Ну, месяц, стало быть, который пошел вслед за пьяной ночью, был ноябрь. Ну,

тут, конечно, дождь вперемешку с липким снегом. Ну, вы Москву знаете, надо

полагать? Стало быть, описывать ее нечего. Чрезвычайно нехорошо на ее улицах

в ноябре. И в учреждениях тоже нехорошо. Но это бы еще с полгоря, худо,

когда дома нехорошо. Чем, скажите мне, выводить пятна с одежды? Я пробовал и

так и эдак, и тем и другим. И ведь удивительная вещь: например, намочишь

бензином, и чудный результат - пятно тает, тает и исчезает. Человек

счастлив, ибо ничто так не мучает, как пятно на одежде. Неаккуратно,

нехорошо, портит нервы. Повесишь пиджак на гвоздик, утром встанешь - пятно

на прежнем месте и пахнет чуть-чуть бензином. То же самое после кипятку,

спитого чаю, одеколону. Вот чертовщина! Начинаешь злиться, дергаться, но

ничего не сделаешь. Нет, видно, кто посадил себе пятно на одежду, так уж с

ним и будет ходить до тех самых пор, пока не сгниет и не будет сброшен

навсегда самый костюм. Мне-то теперь уж все равно - но другим пожелаю, чтобы

их было как можно меньше.

Итак, я выводил пятно и не вывел, потом, помнится, все лопались шнурки

на ботинках, кашлял и ежедневно ходил в "Вестник", страдал от сырости и

бессонницы, а читал как попало и бог знает что. Обстоятельства же сложились

так, что людей возле меня не стало. Ликоспастов почему-то уехал на Кавказ,

приятеля моего, у которого я похищал револьвер, перевели на службу в

Ленинград, а Бомбардов заболел воспалением почек, и его поместили в

лечебницу.

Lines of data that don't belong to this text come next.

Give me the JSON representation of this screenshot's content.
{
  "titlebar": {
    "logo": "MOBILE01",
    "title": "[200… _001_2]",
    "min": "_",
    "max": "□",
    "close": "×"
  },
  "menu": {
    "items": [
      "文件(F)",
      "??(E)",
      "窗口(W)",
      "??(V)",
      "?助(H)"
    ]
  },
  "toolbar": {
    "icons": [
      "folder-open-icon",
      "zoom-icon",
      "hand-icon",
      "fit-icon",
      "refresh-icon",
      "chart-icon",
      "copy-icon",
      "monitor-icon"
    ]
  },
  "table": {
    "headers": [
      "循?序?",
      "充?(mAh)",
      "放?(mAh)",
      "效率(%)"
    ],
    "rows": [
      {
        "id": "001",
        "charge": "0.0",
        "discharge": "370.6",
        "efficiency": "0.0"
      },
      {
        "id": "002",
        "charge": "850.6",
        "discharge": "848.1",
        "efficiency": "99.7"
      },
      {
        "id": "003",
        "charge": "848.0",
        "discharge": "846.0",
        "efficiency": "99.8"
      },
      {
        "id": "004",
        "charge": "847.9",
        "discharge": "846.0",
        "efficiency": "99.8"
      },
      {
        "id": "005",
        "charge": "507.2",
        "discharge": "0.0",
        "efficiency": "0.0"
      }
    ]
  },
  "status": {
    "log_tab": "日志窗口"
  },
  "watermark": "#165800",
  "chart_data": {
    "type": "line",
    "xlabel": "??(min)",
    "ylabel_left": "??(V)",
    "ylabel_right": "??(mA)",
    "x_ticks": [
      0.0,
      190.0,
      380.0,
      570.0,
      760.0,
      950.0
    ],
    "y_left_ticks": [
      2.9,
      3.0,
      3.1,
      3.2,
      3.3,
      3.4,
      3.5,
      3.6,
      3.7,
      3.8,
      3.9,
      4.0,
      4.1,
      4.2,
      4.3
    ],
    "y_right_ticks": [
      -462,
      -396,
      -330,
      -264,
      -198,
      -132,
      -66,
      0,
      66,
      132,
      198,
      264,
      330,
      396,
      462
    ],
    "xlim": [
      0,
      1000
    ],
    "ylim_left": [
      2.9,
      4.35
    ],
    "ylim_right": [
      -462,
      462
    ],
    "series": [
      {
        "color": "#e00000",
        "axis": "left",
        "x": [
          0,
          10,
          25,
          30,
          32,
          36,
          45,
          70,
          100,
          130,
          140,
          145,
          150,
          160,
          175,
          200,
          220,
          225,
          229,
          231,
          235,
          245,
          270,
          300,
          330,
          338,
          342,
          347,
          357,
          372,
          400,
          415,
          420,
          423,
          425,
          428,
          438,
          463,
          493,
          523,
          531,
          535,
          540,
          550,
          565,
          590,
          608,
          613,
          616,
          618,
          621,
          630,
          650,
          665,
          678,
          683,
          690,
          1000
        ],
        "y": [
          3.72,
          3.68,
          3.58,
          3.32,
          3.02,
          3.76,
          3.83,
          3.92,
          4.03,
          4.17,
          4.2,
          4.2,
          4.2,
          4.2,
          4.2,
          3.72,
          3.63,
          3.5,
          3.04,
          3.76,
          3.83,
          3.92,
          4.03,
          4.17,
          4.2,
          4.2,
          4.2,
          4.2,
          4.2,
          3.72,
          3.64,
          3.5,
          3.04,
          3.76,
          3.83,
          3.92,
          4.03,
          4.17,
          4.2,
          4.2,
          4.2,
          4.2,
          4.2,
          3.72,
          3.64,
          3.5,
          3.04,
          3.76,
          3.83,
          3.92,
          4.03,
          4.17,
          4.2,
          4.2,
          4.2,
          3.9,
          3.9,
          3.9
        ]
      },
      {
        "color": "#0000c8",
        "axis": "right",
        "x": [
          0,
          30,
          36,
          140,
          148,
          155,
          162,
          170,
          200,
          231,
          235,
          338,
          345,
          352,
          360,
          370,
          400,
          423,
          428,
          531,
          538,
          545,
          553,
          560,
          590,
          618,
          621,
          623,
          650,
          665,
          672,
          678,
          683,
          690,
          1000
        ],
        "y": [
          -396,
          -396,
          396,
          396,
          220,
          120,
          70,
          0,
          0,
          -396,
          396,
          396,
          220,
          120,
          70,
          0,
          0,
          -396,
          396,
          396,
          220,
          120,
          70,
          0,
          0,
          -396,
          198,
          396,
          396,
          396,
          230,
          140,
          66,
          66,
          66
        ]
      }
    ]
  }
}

Изредка я ходил его навещать, но ему, конечно, было не до

разговоров о театре. И понимал он, конечно, что как-никак, а после случая с

"Черным снегом" дотрагиваться до этой темы не следует, а до почек можно,

потому что здесь все-таки возможны всякие утешения. Поэтому о почках и

говорили, даже Кли в шуточном плане вспоминали, но было как-то невесело.

Всякий раз, впрочем, как я видел Бомбардова, я вспоминал о театре, но

находил в себе достаточно воли, чтобы ни о чем его не спросить. Я поклялся

себе вообще не думать о театре, но клятва эта, конечно, нелепая. Думать

запретить нельзя. Но можно запретить справляться о театре. И это я себе

запретил.

А театр как будто умер и совершенно не давал о себе знать. Никаких

известий из него не приходило. От людей, повторяю, удалился. Ходил в

букинистические лавки и по временам сидел на корточках, в полутьме, роясь в

пыльных журналах и, помнится, видел чудесную картинку... триумфальная

арка...

Тем временем дожди прекратились, и совершенно неожиданно ударил мороз.

Окно разделало узором в моей мансарде, и, сидя у окна и дыша на двугривенный

и отпечатывая его на обледеневшей поверхности, я понял, что писать пьесы и

не играть их - невозможно.

Однако из-под полу по вечерам доносился вальс, один и тот же (кто-то

разучивал его), и вальс этот порождал картинки в коробочке, довольно

странные и редкие. Так, например, мне казалось, что внизу притон курильщиков

опиума, и даже складывалось нечто, что я развязно мысленно называл -

"третьим действием". Именно сизый дым, женщина с асимметричным лицом,

какой-то фрачник, отравленный дымом, и подкрадывающийся к нему с финским

отточенным ножом человек с лимонным лицом и раскосыми глазами. Удар ножом,

поток крови. Бред, как видите! Чепуха! И куда отнести пьесу, в которой

подобное третье действие?

Да я и не записывал придуманное. Возникает вопрос, конечно, и прежде

всего он возникает у меня самого - почему человек, закопавший самого себя в

мансарде, потерпевший крупную неудачу, да еще и меланхолик (это-то я

понимаю, не беспокойтесь), не сделал вторичной попытки лишить себя жизни?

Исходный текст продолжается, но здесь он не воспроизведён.